You guys know a lot more about this than I do, and this may be on a little tangent, but how come no matter what you drop under a vehicle, no matter where it was located, it will always end up exactly in the most difficult place to get it out from under the vehicle? Well, Let’s skip that for now, but I’d like to know.
I did get the plug, and I compared it to the new one.
New plug on the right, the plug that was in the truck in the center, and the closest thing I had in the shed of miracles is on the left, a plug from the Lincoln town car.
From where the plug seats, the town car plug was about an eighth of an inch longer. I am curious if anybody knows if that would’ve been a problem or not, but I didn’t want to risk it. Of course, I went into the shed of miracles, I looked in the spark plug and ignition section, and I looked at everything. It might be hard to believe, but the Mercedes plugs didn’t fit it, the Yamaha motorcycle plugs didn’t fit it, the Chevy plugs didn’t fit it, the Honda motorcycle plugs didn’t fit it, the glow plugs from the F250 and the Mercedes didn’t fit it, etc., I was SOL. I said to myself “O S***!”

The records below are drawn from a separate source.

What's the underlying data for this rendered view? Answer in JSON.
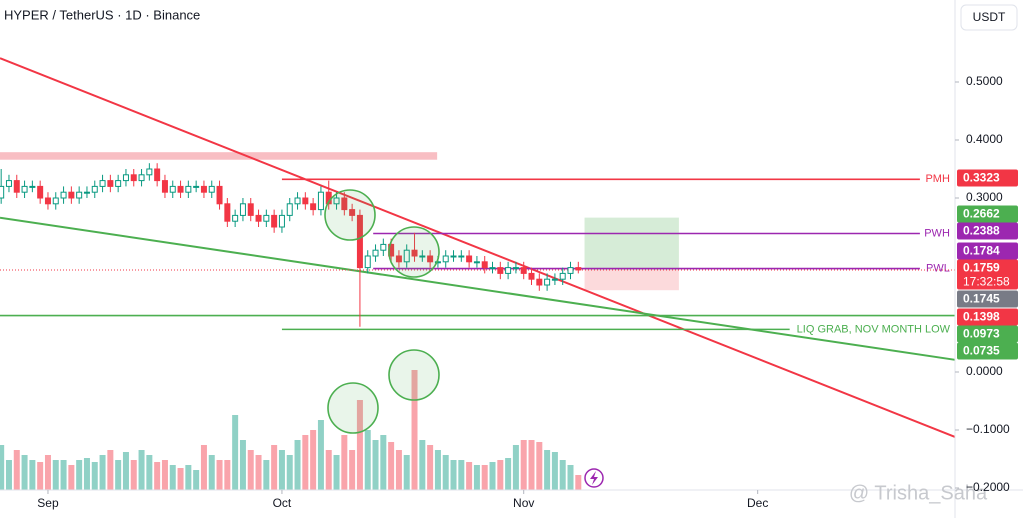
{
  "chart_data": {
    "type": "candlestick",
    "title": "HYPER / TetherUS · 1D · Binance",
    "currency": "USDT",
    "watermark": "@ Trisha_Saha",
    "xlim": [
      -6.15,
      116.3
    ],
    "ylim": [
      -0.2,
      0.62
    ],
    "xticks": [
      {
        "value": 0,
        "label": "Sep"
      },
      {
        "value": 30,
        "label": "Oct"
      },
      {
        "value": 61,
        "label": "Nov"
      },
      {
        "value": 91,
        "label": "Dec"
      }
    ],
    "yticks": [
      {
        "value": 0.5,
        "label": "0.5000"
      },
      {
        "value": 0.4,
        "label": "0.4000"
      },
      {
        "value": 0.3,
        "label": "0.3000"
      },
      {
        "value": 0,
        "label": "0.0000"
      },
      {
        "value": -0.1,
        "label": "−0.1000"
      },
      {
        "value": -0.2,
        "label": "−0.2000"
      }
    ],
    "up_color": "#089981",
    "down_color": "#f23645",
    "x": [
      -6,
      -5,
      -4,
      -3,
      -2,
      -1,
      0,
      1,
      2,
      3,
      4,
      5,
      6,
      7,
      8,
      9,
      10,
      11,
      12,
      13,
      14,
      15,
      16,
      17,
      18,
      19,
      20,
      21,
      22,
      23,
      24,
      25,
      26,
      27,
      28,
      29,
      30,
      31,
      32,
      33,
      34,
      35,
      36,
      37,
      38,
      39,
      40,
      41,
      42,
      43,
      44,
      45,
      46,
      47,
      48,
      49,
      50,
      51,
      52,
      53,
      54,
      55,
      56,
      57,
      58,
      59,
      60,
      61,
      62,
      63,
      64,
      65,
      66,
      67,
      68
    ],
    "open": [
      0.3,
      0.32,
      0.33,
      0.31,
      0.32,
      0.32,
      0.3,
      0.29,
      0.3,
      0.31,
      0.3,
      0.31,
      0.31,
      0.32,
      0.33,
      0.32,
      0.33,
      0.34,
      0.33,
      0.34,
      0.35,
      0.33,
      0.31,
      0.32,
      0.31,
      0.32,
      0.32,
      0.31,
      0.32,
      0.29,
      0.26,
      0.27,
      0.29,
      0.27,
      0.26,
      0.27,
      0.25,
      0.27,
      0.29,
      0.3,
      0.29,
      0.28,
      0.31,
      0.29,
      0.3,
      0.28,
      0.27,
      0.18,
      0.2,
      0.21,
      0.22,
      0.2,
      0.19,
      0.21,
      0.2,
      0.2,
      0.19,
      0.19,
      0.2,
      0.2,
      0.2,
      0.19,
      0.19,
      0.18,
      0.18,
      0.17,
      0.18,
      0.18,
      0.17,
      0.16,
      0.15,
      0.16,
      0.16,
      0.17,
      0.18
    ],
    "high": [
      0.35,
      0.34,
      0.34,
      0.33,
      0.33,
      0.33,
      0.31,
      0.31,
      0.32,
      0.32,
      0.32,
      0.32,
      0.33,
      0.34,
      0.34,
      0.34,
      0.35,
      0.35,
      0.35,
      0.36,
      0.36,
      0.34,
      0.33,
      0.33,
      0.33,
      0.33,
      0.33,
      0.33,
      0.33,
      0.3,
      0.28,
      0.3,
      0.3,
      0.28,
      0.28,
      0.28,
      0.28,
      0.3,
      0.31,
      0.31,
      0.3,
      0.32,
      0.33,
      0.31,
      0.31,
      0.29,
      0.28,
      0.21,
      0.22,
      0.23,
      0.23,
      0.21,
      0.22,
      0.24,
      0.21,
      0.21,
      0.2,
      0.21,
      0.21,
      0.21,
      0.21,
      0.2,
      0.2,
      0.19,
      0.19,
      0.19,
      0.19,
      0.19,
      0.18,
      0.17,
      0.17,
      0.17,
      0.18,
      0.19,
      0.19
    ],
    "low": [
      0.29,
      0.31,
      0.3,
      0.3,
      0.31,
      0.29,
      0.28,
      0.28,
      0.29,
      0.29,
      0.29,
      0.3,
      0.3,
      0.31,
      0.31,
      0.31,
      0.32,
      0.32,
      0.32,
      0.33,
      0.32,
      0.3,
      0.3,
      0.3,
      0.3,
      0.31,
      0.3,
      0.3,
      0.28,
      0.25,
      0.25,
      0.26,
      0.26,
      0.25,
      0.25,
      0.24,
      0.24,
      0.26,
      0.28,
      0.28,
      0.27,
      0.27,
      0.28,
      0.28,
      0.27,
      0.26,
      0.078,
      0.17,
      0.19,
      0.2,
      0.19,
      0.18,
      0.18,
      0.19,
      0.19,
      0.18,
      0.18,
      0.18,
      0.19,
      0.19,
      0.18,
      0.18,
      0.17,
      0.17,
      0.16,
      0.16,
      0.17,
      0.16,
      0.15,
      0.14,
      0.14,
      0.15,
      0.15,
      0.16,
      0.17
    ],
    "close": [
      0.32,
      0.33,
      0.31,
      0.32,
      0.32,
      0.3,
      0.29,
      0.3,
      0.31,
      0.3,
      0.31,
      0.31,
      0.32,
      0.33,
      0.32,
      0.33,
      0.34,
      0.33,
      0.34,
      0.35,
      0.33,
      0.31,
      0.32,
      0.31,
      0.32,
      0.32,
      0.31,
      0.32,
      0.29,
      0.26,
      0.27,
      0.29,
      0.27,
      0.26,
      0.27,
      0.25,
      0.27,
      0.29,
      0.3,
      0.29,
      0.28,
      0.31,
      0.29,
      0.3,
      0.28,
      0.27,
      0.18,
      0.2,
      0.21,
      0.22,
      0.2,
      0.19,
      0.21,
      0.2,
      0.2,
      0.19,
      0.19,
      0.2,
      0.2,
      0.2,
      0.19,
      0.19,
      0.18,
      0.18,
      0.17,
      0.18,
      0.18,
      0.17,
      0.16,
      0.15,
      0.16,
      0.16,
      0.17,
      0.18,
      0.176
    ],
    "volume": [
      45,
      30,
      40,
      35,
      30,
      28,
      35,
      30,
      30,
      25,
      30,
      32,
      28,
      35,
      40,
      30,
      38,
      30,
      40,
      35,
      28,
      30,
      25,
      22,
      25,
      20,
      45,
      35,
      30,
      30,
      75,
      50,
      40,
      35,
      30,
      45,
      40,
      35,
      50,
      55,
      60,
      70,
      40,
      35,
      55,
      40,
      90,
      60,
      50,
      55,
      48,
      40,
      35,
      120,
      50,
      45,
      40,
      35,
      30,
      30,
      28,
      25,
      25,
      28,
      30,
      32,
      45,
      50,
      50,
      48,
      40,
      38,
      30,
      25,
      15
    ],
    "trendlines": [
      {
        "color": "#f23645",
        "points": [
          [
            -6.15,
            0.541
          ],
          [
            116.3,
            -0.112
          ]
        ]
      },
      {
        "color": "#4caf50",
        "points": [
          [
            -6.15,
            0.266
          ],
          [
            116.3,
            0.021
          ]
        ]
      }
    ],
    "levels": [
      {
        "value": 0.3323,
        "color": "#f23645",
        "from": 30,
        "to": 111.8,
        "label": "PMH"
      },
      {
        "value": 0.2388,
        "color": "#9c27b0",
        "from": 41.7,
        "to": 111.8,
        "label": "PWH"
      },
      {
        "value": 0.1784,
        "color": "#9c27b0",
        "from": 41.7,
        "to": 111.8,
        "label": "PWL"
      },
      {
        "value": 0.0973,
        "color": "#4caf50",
        "from": -6.15,
        "to": 116.3
      },
      {
        "value": 0.0735,
        "color": "#4caf50",
        "from": 30,
        "to": 95.1,
        "label": "LIQ GRAB, NOV MONTH LOW"
      }
    ],
    "zones": [
      {
        "color": "#f7b3b8",
        "ylim": [
          0.366,
          0.379
        ],
        "xlim": [
          -6.15,
          49.9
        ]
      },
      {
        "color": "#cfe9d0",
        "ylim": [
          0.176,
          0.2662
        ],
        "xlim": [
          68.8,
          80.9
        ]
      },
      {
        "color": "#fbd3d6",
        "ylim": [
          0.141,
          0.176
        ],
        "xlim": [
          68.8,
          80.9
        ]
      }
    ],
    "current_price": 0.1759,
    "countdown": "17:32:58",
    "price_labels": [
      {
        "value": 0.3323,
        "color": "#f23645"
      },
      {
        "value": 0.2662,
        "color": "#4caf50"
      },
      {
        "value": 0.2388,
        "color": "#9c27b0"
      },
      {
        "value": 0.1784,
        "color": "#9c27b0"
      },
      {
        "value": 0.1759,
        "color": "#f23645"
      },
      {
        "value": 0.1745,
        "color": "#787b86"
      },
      {
        "value": 0.1398,
        "color": "#f23645"
      },
      {
        "value": 0.0973,
        "color": "#4caf50"
      },
      {
        "value": 0.0735,
        "color": "#4caf50"
      }
    ]
  }
}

In the process, I took a closer look at the plug that came out, after I cleaned it up with a wire wheel. Take a look at this:
I’ve seen a few burned plugs in my day, but I have never seen one burned this far down, I’ve never had a truck run so smooth with such a bad plug, and of course I was still in disbelief that that plug was only in the hole by two or three turns!
Another side note, someday I might be advanced enough in my age to have some common sense, but not yet. Of course I had the truck parked blocking everything else in, so I had to put that rotten plug back in to move the truck. I said to myself “O S***!”
Another side note, I was out of time at the moment, so I drove the truck about 70 miles round-trip to see the cute little brunette. It ran like crap, but she was a treat.
So circling around to what I did to my Ranger today, I got the correct plugs at NAPA, and in the 95° heat, I just pulled that one out and put another one in. BTW, when I put the old one in, I had cleaned out the hole with my special spark plug dirty hole cleanup tool, and it seemed to seat properly.
That’s the stem/dowel from a dollar store Fourth of July flag that I bought probably 20 years ago, a little piece of a striped shirt I wore in the 70s that I still wear to protect my neck when on welding, and a little masking tape. It worked perfectly with a little carb cleaner.
The new plug also seemed to seat perfectly. I was scared to death the hole was stripped, but it seemed to be fine. I cranked it up and revved the engine, and it did seem to sound much better, but I was melting from the heat, so the test drive will be later.
But the glass is half full. I made it all the way to Pennsylvania and back without any worries, and when I got to work on it in the high heat, it was the first plug I looked at. Thank you to the Man upstairs for all of that.
And of course, I can’t use my standard “my two cents” to close. My thinking at this moment is more like “what a dumb S***!”